What is Sustainability in Business?
In recent years, the term “sustainability” has increasingly appeared in magazines and the media, and we see it more and more in our daily lives. The days of fast fashion and disposables are gone, and consumers are shifting their purchasing considerations from satisfying a fleeting desire to what is good for their health and the environment. According to 2021 data, “sustainability” is an important consideration for consumers, with 32% of consumers willing to adopt a more sustainable lifestyle. In addition, 28% of consumers say they have stopped buying certain products due to ethical or environmental concerns. (Deloitte)
As consumers’ purchasing thoughts and behaviors and what they expect from companies change, it goes without saying that businesses need to adapt to these changes. In business, it refers to doing business without negatively impacting the environment, the community, or society as a whole. It is generally divided into two main categories: the impact of business on the environment and the impact of business on society.

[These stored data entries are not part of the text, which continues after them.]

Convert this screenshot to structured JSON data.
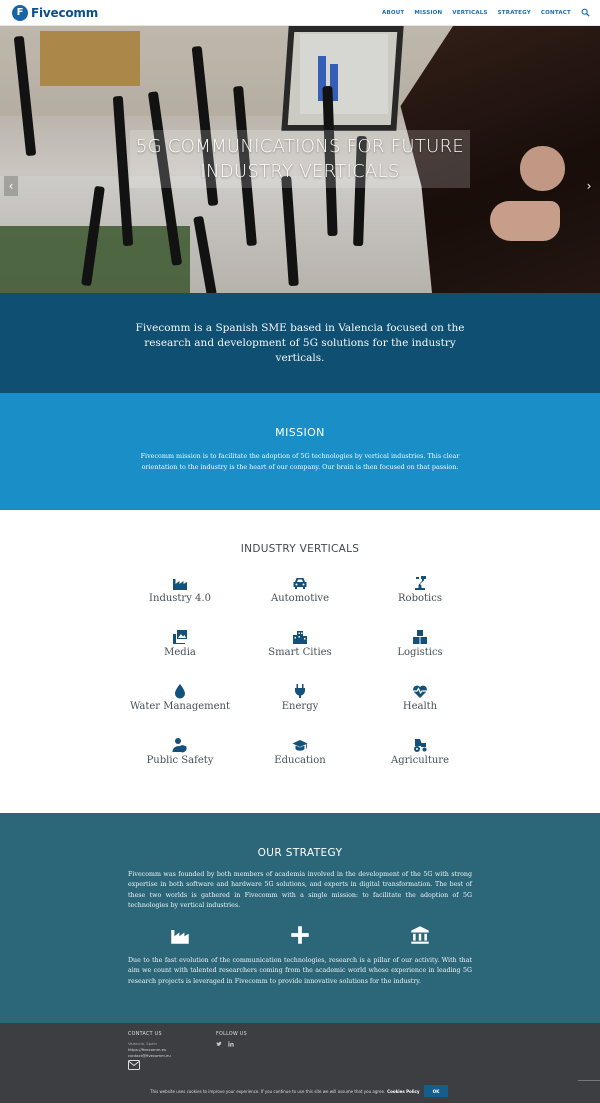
{
  "header": {
    "logo_mark": "F",
    "logo_text": "Fivecomm",
    "nav": [
      "ABOUT",
      "MISSION",
      "VERTICALS",
      "STRATEGY",
      "CONTACT"
    ]
  },
  "hero": {
    "title_line1": "5G COMMUNICATIONS FOR FUTURE",
    "title_line2": "INDUSTRY VERTICALS",
    "prev_arrow": "‹",
    "next_arrow": "›"
  },
  "intro": {
    "text": "Fivecomm is a Spanish SME based in Valencia focused on the research and development of 5G solutions for the industry verticals."
  },
  "mission": {
    "title": "MISSION",
    "text": "Fivecomm mission is to facilitate the adoption of 5G technologies by vertical industries. This clear orientation to the industry is the heart of our company. Our brain is then focused on that passion."
  },
  "verticals": {
    "title": "INDUSTRY VERTICALS",
    "items": [
      {
        "label": "Industry 4.0",
        "icon": "factory-icon"
      },
      {
        "label": "Automotive",
        "icon": "car-icon"
      },
      {
        "label": "Robotics",
        "icon": "robot-arm-icon"
      },
      {
        "label": "Media",
        "icon": "media-icon"
      },
      {
        "label": "Smart Cities",
        "icon": "city-icon"
      },
      {
        "label": "Logistics",
        "icon": "boxes-icon"
      },
      {
        "label": "Water Management",
        "icon": "water-drop-icon"
      },
      {
        "label": "Energy",
        "icon": "plug-icon"
      },
      {
        "label": "Health",
        "icon": "heartbeat-icon"
      },
      {
        "label": "Public Safety",
        "icon": "user-shield-icon"
      },
      {
        "label": "Education",
        "icon": "graduation-cap-icon"
      },
      {
        "label": "Agriculture",
        "icon": "tractor-icon"
      }
    ]
  },
  "strategy": {
    "title": "OUR STRATEGY",
    "paragraph1": "Fivecomm was founded by both members of academia involved in the development of the 5G with strong expertise in both software and hardware 5G solutions, and experts in digital transformation. The best of these two worlds is gathered in Fivecomm with a single mission: to facilitate the adoption of 5G technologies by vertical industries.",
    "paragraph2": "Due to the fast evolution of the communication technologies, research is a pillar of our activity. With that aim we count with talented researchers coming from the academic world whose experience in leading 5G research projects is leveraged in Fivecomm to provide innovative solutions for the industry."
  },
  "footer": {
    "contact_title": "CONTACT US",
    "contact_lines": [
      "Valencia, Spain",
      "https://fivecomm.eu",
      "contact@fivecomm.eu"
    ],
    "follow_title": "FOLLOW US"
  },
  "cookie": {
    "text": "This website uses cookies to improve your experience. If you continue to use this site we will assume that you agree.",
    "policy_label": "Cookies Policy",
    "ok_label": "OK"
  },
  "colors": {
    "intro_bg": "#0f4f71",
    "mission_bg": "#1a8ec7",
    "strategy_bg": "#2c6679",
    "footer_bg": "#3c3e42",
    "icon_color": "#13507a"
  }
}
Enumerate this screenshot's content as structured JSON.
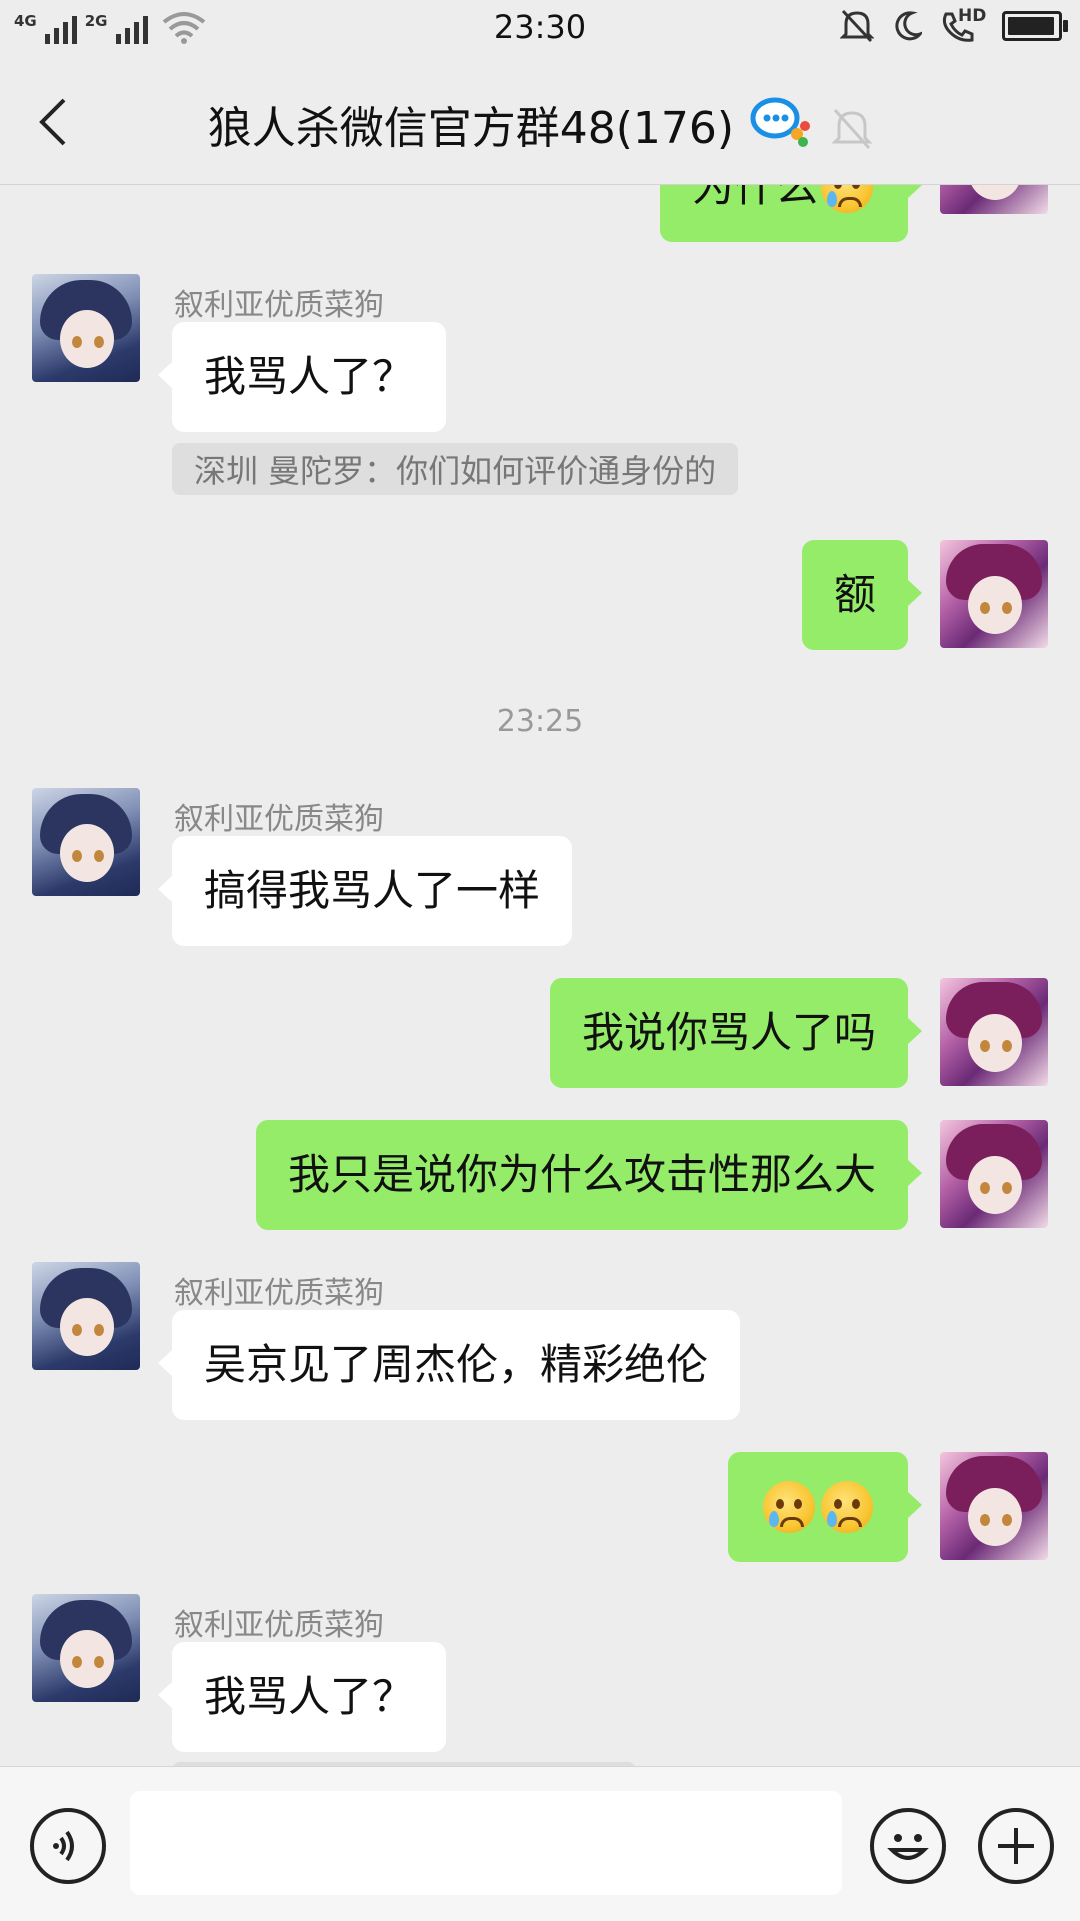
{
  "status_bar": {
    "net1": "4G",
    "net2": "2G",
    "time": "23:30",
    "hd": "HD"
  },
  "header": {
    "title": "狼人杀微信官方群48(176)"
  },
  "messages": {
    "top_partial": "为什么",
    "m1_sender": "叙利亚优质菜狗",
    "m1_text": "我骂人了？",
    "m1_quote": "深圳 曼陀罗：你们如何评价通身份的",
    "m2_text": "额",
    "timestamp": "23:25",
    "m3_sender": "叙利亚优质菜狗",
    "m3_text": "搞得我骂人了一样",
    "m4_text": "我说你骂人了吗",
    "m5_text": "我只是说你为什么攻击性那么大",
    "m6_sender": "叙利亚优质菜狗",
    "m6_text": "吴京见了周杰伦，精彩绝伦",
    "m8_sender": "叙利亚优质菜狗",
    "m8_text": "我骂人了？"
  },
  "icons": {
    "crying_emoji": "crying-face-emoji",
    "voice": "voice-icon",
    "emoji_button": "smiley-icon",
    "more_button": "plus-icon"
  },
  "colors": {
    "outgoing_bubble": "#95ec69",
    "incoming_bubble": "#ffffff",
    "background": "#ededed"
  }
}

“Sustainability” leading to “profit.”
Another reason sustainability is important to businesses is that it has the potential to solve global problems and promote business success. Investors use Environmental, Social, and Governance (ESG) indicators, which show the issues a company must address, to analyze data such as a company’s carbon footprint, water usage, community development efforts, and board member diversity to determine an organization’s ethical impact and sustainability practices. Research shows that companies with higher ESG metrics have a lower cost of debt and equity and that sustainability efforts can improve financial performance while gaining public support. (McKinsey)
The overlap between “social and environmental actions” and “economic benefits” is called a “shared value opportunity. In other words, “Do Good” (doing good deeds) has a direct impact on “Do Well” (the company’s business succeeds). Therefore, it is no surprise that many companies practice these rules. Thus, the rules of business are changing. While for the past several decades, the sole goal of business leaders has been to maximize shareholder profit; the new paradigm means that a balance must be struck between profit and the concerns that fall under sustainability criteria.
Sustainability Priorities in Corporate Strategy
Ninety percent of executives believe that sustainability is important. The problem is lack of implementation, with only 60% of organizations having a sustainability strategy. Having a sustainability strategy and a Chief Sustainability Officer should be a priority. Sustainability will become even more of a key factor in the future, and it is important to integrate it into the core of a company’s strategy. A growing number of Fortune 500 companies have already appointed a Chief Sustainability Officer. Prioritizing sustainability will be essential to meeting investor pressure, consumer demand, regulatory requirements, talent acquisition, and increasing productivity.
Born between the mid-1990s and late 2000s, Gen Z is a digital native, living in a world where the Internet has existed since birth. According to a First Insight study, Millennials and Gen Z consumers often make purchasing decisions that align with their values. Three-quarters of them say sustainability is more important than a brand name. Thus, it will be inevitable for businesses in the future to incorporate sustainability into their business in order to accommodate the changing needs and preferences of younger consumers, as well as for the environment, society, and business growth.